Changan Automobile is leveling up. The company has been officially reformed into a new state-owned enterprise, placing it under the direct control of China’s central government. This is a major move that puts Changan in the same league as automotive titans like China FAW Group and Dongfeng Motor Corporation. It’s a signal that the government is getting serious about its automotive assets, and Changan is now one of its champions.
The new entity, formally named China Changan Automobile Group Co., Ltd., was registered on July 27 with a massive capital of 20 billion yuan (about 2.75 billion USD). It will be supervised by the State-owned Assets Supervision and Administration Commission (SASAC), which basically means it’s now a top-tier player in the state-controlled economy. With its headquarters in Chongqing, the group’s focus is clear: selling cars and new energy vehicles (NEVs) while pushing the boundaries of automotive R&D. Zhu Huarong, the current chairman of Changan Automobile, is set to lead the new powerhouse.
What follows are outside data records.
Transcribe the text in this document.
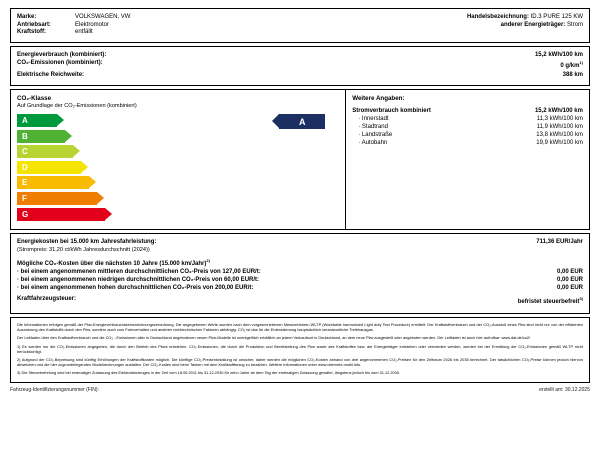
Marke:	VOLKSWAGEN, VW
Antriebsart:	Elektromotor
Kraftstoff:	entfällt
Handelsbezeichnung: ID.3 PURE 125 KW
anderer Energieträger: Strom
Energieverbrauch (kombiniert):	15,2 kWh/100 km
CO₂-Emissionen (kombiniert):	0 $g/km^{1)}$
Elektrische Reichweite:	388 km
CO₂-Klasse
Auf Grundlage der CO₂-Emissionen (kombiniert)
A
B
C
D
E
F
G
A
Weitere Angaben:
Stromverbrauch kombiniert	15,2 kWh/100 km
· Innerstadt	11,3 kWh/100 km
· Stadtrand	11,9 kWh/100 km
· Landstraße	13,8 kWh/100 km
· Autobahn	19,9 kWh/100 km
Energiekosten bei 15.000 km Jahresfahrleistung:	711,36 EUR/Jahr
(Strompreis: 31,20 ct/kWh Jahresdurchschnitt (2024))
Mögliche CO₂-Kosten über die nächsten 10 Jahre (15.000 km/Jahr)$^{2)}$
· bei einem angenommenen mittleren durchschnittlichen CO₂-Preis von 127,00 EUR/t:	0,00 EUR
· bei einem angenommenen niedrigen durchschnittlichen CO₂-Preis von 60,00 EUR/t:	0,00 EUR
· bei einem angenommenen hohen durchschnittlichen CO₂-Preis von 200,00 EUR/t:	0,00 EUR
Kraftfahrzeugsteuer:	befristet steuerbefreit$^{3)}$

Die Informationen erfolgen gemäß der Pkw-Energieverbrauchskennzeichnungsverordnung. Die angegebenen Werte wurden nach dem vorgeschriebenen Messverfahren WLTP (Worldwide harmonized Light duty Test Procedure) ermittelt. Der Kraftstoffverbrauch und der CO₂-Ausstoß eines Pkw sind nicht nur von der effizienten Ausnutzung des Kraftstoffs durch den Pkw, sondern auch vom Fahrverhalten und anderen nichttechnischen Faktoren abhängig. CO₂ ist das für die Erderwärmung hauptsächlich verantwortliche Treibhausgas.

Der Leitfaden über den Kraftstoffverbrauch und die CO₂ - Emissionen aller in Deutschland angebotenen neuen Pkw-Modelle ist unentgeltlich erhältlich an jedem Verkaufsort in Deutschland, an dem neue Pkw ausgestellt oder angeboten werden. Der Leitfaden ist auch hier aufrufbar: www.dat.de/co2/

1) Es werden nur die CO₂-Emissionen angegeben, die durch den Betrieb des Pkws entstehen. CO₂-Emissionen, die durch die Produktion und Bereitstellung des Pkw sowie des Kraftstoffes bzw. der Energieträger entstehen oder vermieden werden, werden bei der Ermittlung der CO₂-Emissionen gemäß WLTP nicht berücksichtigt.

2) Aufgrund der CO₂-Bepreisung sind künftig Erhöhungen der Kraftstoffkosten möglich. Die künftige CO₂-Preisentwicklung ist unsicher, daher werden die möglichen CO₂-Kosten anhand von drei angenommenen CO₂-Preisen für den Zeitraum 2026 bis 2035 berechnet. Der tatsächlichen CO₂-Preise können jedoch hiervon abweichen und die hier zugrundeliegenden Modellrechnungen ausfallen. Der CO₂-Kosten sind beim Tanken mit dem Kraftstoffbezug zu bezahlen. Weitere Informationen unter www.otiernetz-mobil.info.

3) Die Steuerbefreiung wird bei erstmaliger Zulassung des Elektrofahrzeuges in der Zeit vom 18.05.2011 bis 31.12.2030 für zehn Jahre ab dem Tag der erstmaligen Zulassung gewährt, längstens jedoch bis zum 31.12.2030.

Fahrzeug-Identifizierungsnummer (FIN):	erstellt am: 30.12.2025
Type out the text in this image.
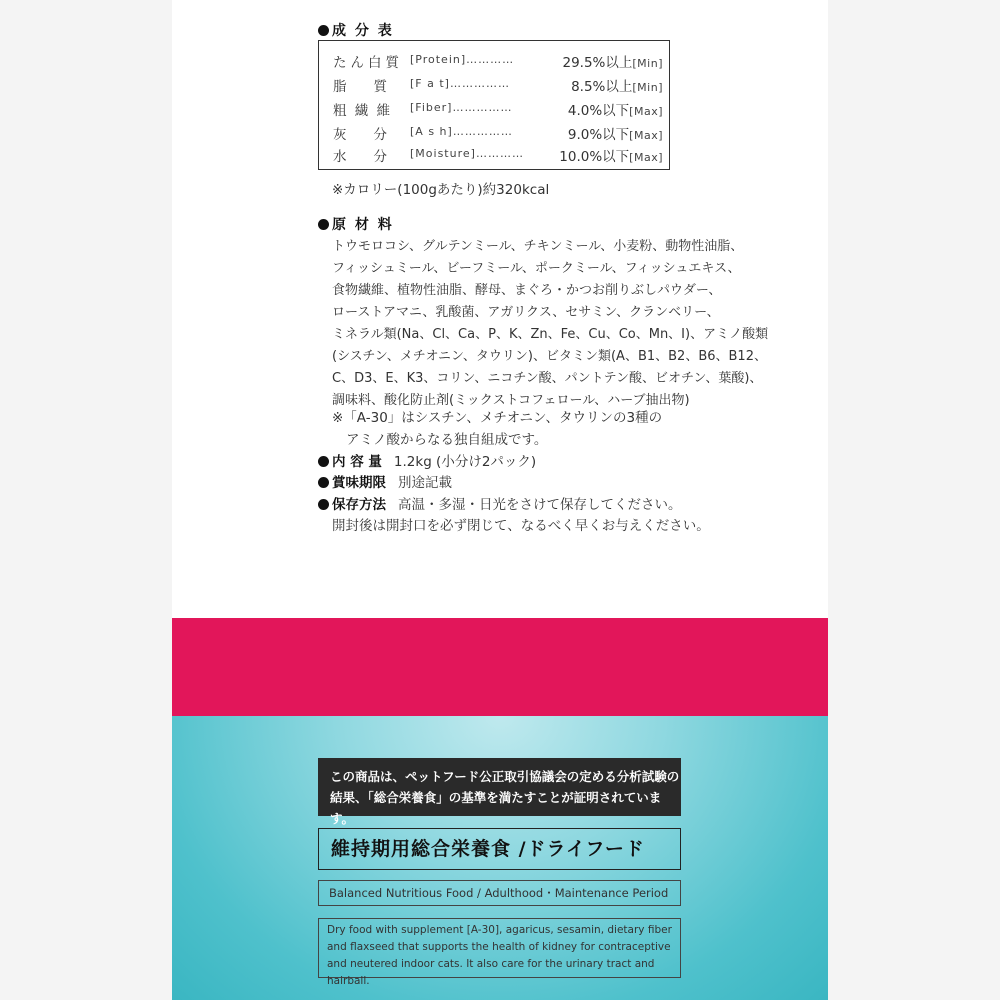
成 分 表
たん白質 [Protein]…………	29.5%以上[Min]
脂　　質	[F a t]……………	8.5%以上[Min]
粗 繊 維	[Fiber]……………	4.0%以下[Max]
灰　　分	[A s h]……………	9.0%以下[Max]
水　　分	[Moisture]…………	10.0%以下[Max]
※カロリー(100gあたり)約320kcal
原 材 料
トウモロコシ、グルテンミール、チキンミール、小麦粉、動物性油脂、
フィッシュミール、ビーフミール、ポークミール、フィッシュエキス、
食物繊維、植物性油脂、酵母、まぐろ・かつお削りぶしパウダー、
ローストアマニ、乳酸菌、アガリクス、セサミン、クランベリー、
ミネラル類(Na、Cl、Ca、P、K、Zn、Fe、Cu、Co、Mn、I)、アミノ酸類
(シスチン、メチオニン、タウリン)、ビタミン類(A、B1、B2、B6、B12、
C、D3、E、K3、コリン、ニコチン酸、パントテン酸、ビオチン、葉酸)、
調味料、酸化防止剤(ミックストコフェロール、ハーブ抽出物)
※「A-30」はシスチン、メチオニン、タウリンの3種の
アミノ酸からなる独自組成です。
内 容 量 1.2kg (小分け2パック)
賞味期限 別途記載
保存方法 高温・多湿・日光をさけて保存してください。
開封後は開封口を必ず閉じて、なるべく早くお与えください。
この商品は、ペットフード公正取引協議会の定める分析試験の
結果、「総合栄養食」の基準を満たすことが証明されています。
維持期用総合栄養食 /ドライフード
Balanced Nutritious Food / Adulthood・Maintenance Period
Dry food with supplement [A-30], agaricus, sesamin, dietary fiber
and flaxseed that supports the health of kidney for contraceptive
and neutered indoor cats. It also care for the urinary tract and hairball.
A New Mission and a Bold Statement
Changan didn’t waste any time celebrating. On the evening of July 28, its brands, including the forward-thinking Avatr and Deepal, lit up social media with posters declaring a “New Mission, New Journey.” The promotional blitz featured the entire brand family: Avatr, Deepal, Qiyuan, Changan Auto, and Changan Kaicheng.
To make sure everyone got the message, the company staged a flashy display at Chongqing Jiangbei International Airport. A fleet of 200 Avatr vehicles created a coordinated spectacle celebrating the group’s formation. It’s a confident move that shows Changan isn’t just a car company anymore; it’s a national project with serious backing. This restructuring brings together a diverse portfolio, from the tech-forward Avatr to the more mainstream Changan Nevo series, which has already been shaking up the market with affordable, high-tech models.
What This Means for the Future
The inside story of this transition will become clearer on July 30, when executives from the newly formed group hold their first media session. They’re expected to review their performance from the first half of 2025 and, more importantly, lay out their strategy for the rest of the year. With the full integration of the new organization expected to wrap up by August, the company is moving fast.
This move elevates Changan to compete more directly with other state-owned giants like Dongfeng. With direct government oversight and a significant capital injection, Changan is well-positioned to accelerate its development of NEVs and smart vehicle technologies. This could lead to more ambitious projects, faster innovation across its brands, and even more competitive pricing. We’ve already seen hints of this strategy with models like the Nevo Q05 SUV, which packed surprising features for its price.
It’s also worth noting a bit of corporate housekeeping that happened in the background. In June, Changan Automobile’s former parent company changed its name to “ChenZhi Automotive Technology Group Co., Ltd.” This new China Changan Automobile Group is a completely separate entity, created specifically to be a central SOE. This isn’t just a name change, it’s a fundamental restructuring of power and purpose, designed to sharpen Changan’s edge in the fiercely competitive EV landscape.